State of Charge Estimation of Lithium-Ion Battery Based on IDRSN and BiGRU

Abstract

Abstract The estimation of state of charge (SOC) is a critical issue in the energy management of electric vehicle (EV) power batteries. However, the current accuracy of SOC estimation methods does not meet the requirements of practical applications. Therefore, this study proposes an improved lithium-ion battery SOC estimation method that combines deep residual shrinkage network (DRSN) and bidirectional gated recurrent unit (BiGRU) to enhance the SOC estimation accuracy. First, we insert the bidirectional gated recurrent unit neural network between the global average pooling layer and the output fully connected layer of the deep residual shrinkage network. This improvement enhances the model’s expressiveness, robustness, and data learning effect. Second, we develop a new activation function called “∂_swish” to replace the original ReLU activation function in the deep residual shrinkage network.
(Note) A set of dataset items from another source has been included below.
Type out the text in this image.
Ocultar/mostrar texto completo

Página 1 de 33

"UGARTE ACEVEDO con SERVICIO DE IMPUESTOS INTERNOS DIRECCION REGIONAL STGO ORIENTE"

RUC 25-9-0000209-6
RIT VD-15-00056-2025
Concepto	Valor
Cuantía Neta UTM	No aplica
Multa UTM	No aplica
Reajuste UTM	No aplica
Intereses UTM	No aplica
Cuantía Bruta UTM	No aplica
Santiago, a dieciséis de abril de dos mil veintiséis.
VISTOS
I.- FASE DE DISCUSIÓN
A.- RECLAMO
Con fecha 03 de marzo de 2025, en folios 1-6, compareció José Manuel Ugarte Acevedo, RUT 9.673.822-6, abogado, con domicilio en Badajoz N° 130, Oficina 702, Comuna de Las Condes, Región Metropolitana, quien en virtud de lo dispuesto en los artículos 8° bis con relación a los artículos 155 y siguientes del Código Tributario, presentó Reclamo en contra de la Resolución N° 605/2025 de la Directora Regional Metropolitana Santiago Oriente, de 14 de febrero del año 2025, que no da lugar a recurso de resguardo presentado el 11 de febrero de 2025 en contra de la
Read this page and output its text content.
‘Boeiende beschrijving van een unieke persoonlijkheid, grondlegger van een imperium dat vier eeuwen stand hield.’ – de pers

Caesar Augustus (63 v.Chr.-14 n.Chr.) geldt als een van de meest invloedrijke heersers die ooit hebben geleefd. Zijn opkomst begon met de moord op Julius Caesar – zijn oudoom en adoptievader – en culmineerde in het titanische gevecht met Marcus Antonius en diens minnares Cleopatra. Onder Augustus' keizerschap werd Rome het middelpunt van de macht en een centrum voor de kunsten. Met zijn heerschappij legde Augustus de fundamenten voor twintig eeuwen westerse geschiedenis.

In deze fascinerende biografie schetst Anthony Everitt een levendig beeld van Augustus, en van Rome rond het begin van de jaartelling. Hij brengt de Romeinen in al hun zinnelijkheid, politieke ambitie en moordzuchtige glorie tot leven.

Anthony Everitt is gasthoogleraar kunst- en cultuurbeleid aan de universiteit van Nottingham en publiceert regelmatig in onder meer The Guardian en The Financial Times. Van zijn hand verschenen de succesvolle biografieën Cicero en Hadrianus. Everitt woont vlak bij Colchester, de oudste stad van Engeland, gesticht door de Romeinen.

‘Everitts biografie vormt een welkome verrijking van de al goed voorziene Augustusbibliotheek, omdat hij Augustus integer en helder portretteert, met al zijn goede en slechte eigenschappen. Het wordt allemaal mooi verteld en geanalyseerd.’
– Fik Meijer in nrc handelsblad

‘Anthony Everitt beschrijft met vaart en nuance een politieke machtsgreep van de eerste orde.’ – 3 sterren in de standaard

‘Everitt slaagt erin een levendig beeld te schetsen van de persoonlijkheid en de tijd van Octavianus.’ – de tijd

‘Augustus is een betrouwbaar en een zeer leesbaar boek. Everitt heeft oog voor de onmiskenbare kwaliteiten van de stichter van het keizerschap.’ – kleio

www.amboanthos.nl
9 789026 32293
The ∂_swish activation function improves the accuracy of the deep network model and reduces the risk of overfitting by utilizing its regularization effect. Finally, we conduct experimental tests at three different temperatures using the FUDS driving cycle dataset and the DST-US06-FUDS continuous driving cycle dataset. The algorithm model’s convergence speed is verified by comparing it with other models. The results show that compared to other models, the proposed method significantly improves SOC estimation accuracy at three different temperatures. In addition, the method demonstrates a high convergence speed.